Overview
A new research report analyzing over 25 million security alerts from live enterprise environments has surfaced an uncomfortable truth about modern security operations: organizations have quietly normalized ignoring low-severity and informational alerts — and genuine threats are slipping through as a result.
The study, which examined alert data across enterprise security operations centers (SOCs), found that the average enterprise experiences at least one genuine missed threat per week that was buried in low-severity noise and never investigated.
The Dark Secret of Enterprise Security Operations
Security teams are drowning in alerts. Modern enterprise environments generate tens of thousands of alerts daily, and SOC analysts — already stretched thin — have developed informal triage hierarchies that systematically deprioritize anything below a certain severity threshold.
The report describes this as "institutionalized non-looking": an organizational behavior where defenders have effectively decided, at a policy level, that certain classes of alerts will not be investigated due to resource constraints and assumed low fidelity.
The consequence is predictable in hindsight: sophisticated attackers have learned to operate below the severity thresholds that trigger human investigation.

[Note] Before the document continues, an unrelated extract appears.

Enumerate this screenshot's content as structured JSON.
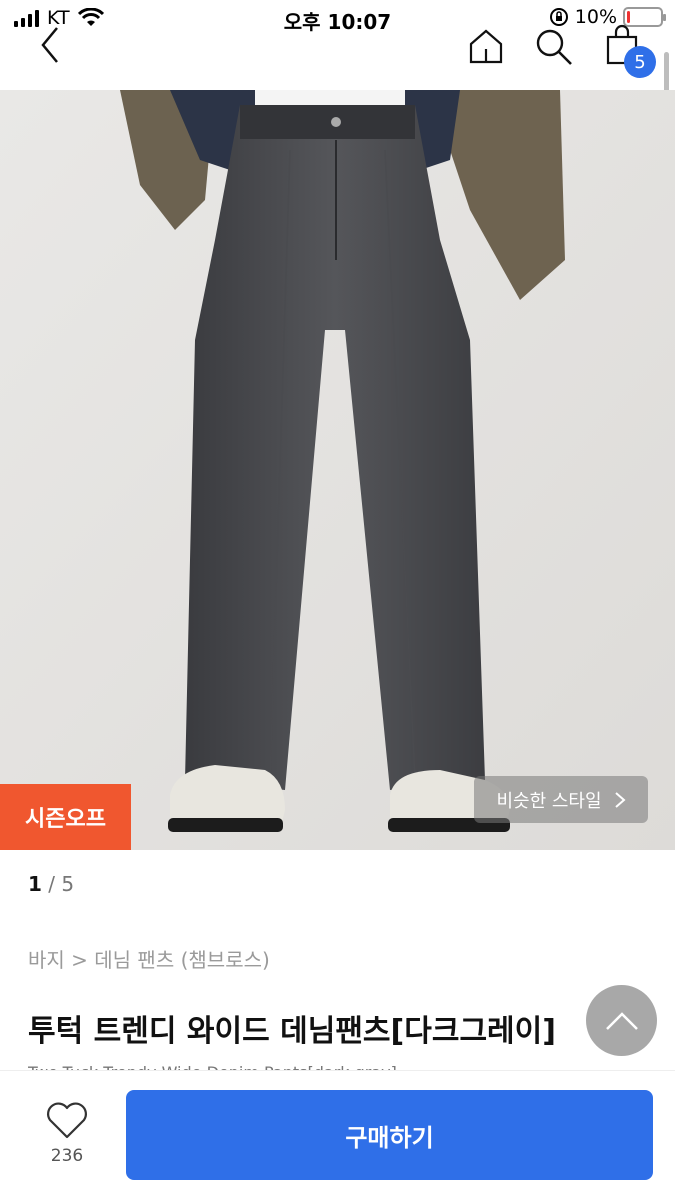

Key Findings from the 25M Alert Analysis
The Severity Gap
- High and critical alerts: Investigated promptly, median time to triage under 4 hours
- Medium alerts: Investigated inconsistently, median time to triage exceeds 3 days
- Low and informational alerts: Rarely investigated; median backlog exceeds 30 days with many never reviewed
The Hidden Threat in Low-Severity Noise
When researchers retroactively analyzed low-severity alerts that were never investigated, they found:
- 1 in 52 low-severity alerts corresponded to an event that, in retrospect, was part of a confirmed intrusion or significant incident
- The missed threats included initial access events, credential harvesting, lateral movement on endpoints, and data staging activity — all operating just below the detection thresholds designed to catch them
- In cases where breaches were later confirmed, low-severity alerts had preceded the high-severity compromise alerts by an average of 11 days
Alert Fatigue by the Numbers
- The average enterprise SOC receives 47,000+ alerts per week
- Analysts spend an average of 11 minutes per high-severity alert but less than 90 seconds per medium alert
- Low-severity alerts receive no human attention at all in most environments, being auto-closed or archived after a retention period
Why Low-Severity Alerts Are Goldmines for Attackers
Attackers have adapted to detection-heavy environments by:
- Slowing down: Spreading activity over days or weeks to keep individual events below anomaly detection thresholds
- Living off the land: Using built-in system tools (PowerShell, WMI, certutil, curl) that generate low-severity alerts rather than triggering high-confidence detections
- Staging from trusted systems: Moving laterally through systems that are considered trusted, where security tools are configured with reduced sensitivity to avoid false positives
- Mimicking administrative behavior: Performing actions that look identical to routine IT operations, generating only informational or low-severity events
The Problem with CVSS and Alert Scoring
The report also challenges the heavy reliance on CVSS scores and vendor-assigned severity ratings for alert prioritization. Key issues identified:
- CVSS scores reflect theoretical impact, not real-world exploitability in a specific environment
- A low-CVSS vulnerability exploited against an unpatched internet-facing system in a specific business context may represent far greater real risk than a high-CVSS vulnerability in an isolated lab system
- Alert scoring systems trained on historical data may be blind to novel attack techniques that have not yet been associated with high-severity outcomes
Recommended Approaches
Rethinking Alert Triage
Rather than strict severity-based triage, the report recommends incorporating contextual enrichment:
- Asset criticality: A low-severity alert on a domain controller or developer workstation with code signing keys deserves higher priority than the same alert on a print server
- User behavior baselines: Flag low-severity alerts that deviate from an individual user's or system's established baseline, even if the alert type itself is low severity
- Kill chain correlation: Automatically correlate low-severity alerts across the kill chain — multiple low-severity events that map to reconnaissance, initial access, and persistence together should trigger a high-severity composite alert
Automation for Low-Severity Triage
Full human review of all alerts is not realistic, but automated enrichment can help:
- Auto-enrich low-severity alerts with threat intelligence lookups, asset criticality scores, and user risk scores before routing to analysts
- Cluster related low-severity alerts into unified cases to reduce cognitive load
- Score composites: Use machine learning models trained on confirmed incidents to score alert combinations rather than individual alerts in isolation
Metrics and Accountability
- Track mean time to review across all severity levels, not just critical/high
- Set SLAs for low and medium severity alert review, even if the review time budget is short
- Measure detection coverage gaps by simulating attacks at low-severity thresholds and verifying that detection fires and gets reviewed
Implications for Security Leaders
The findings reinforce a message that security practitioners have long known but rarely quantify: the threats most likely to succeed are the ones designed to avoid triggering the alerts your team actually investigates.
For CISOs and security operations leaders, this report should prompt a hard review of whether current alert management practices are creating predictable blind spots that sophisticated adversaries are already exploiting.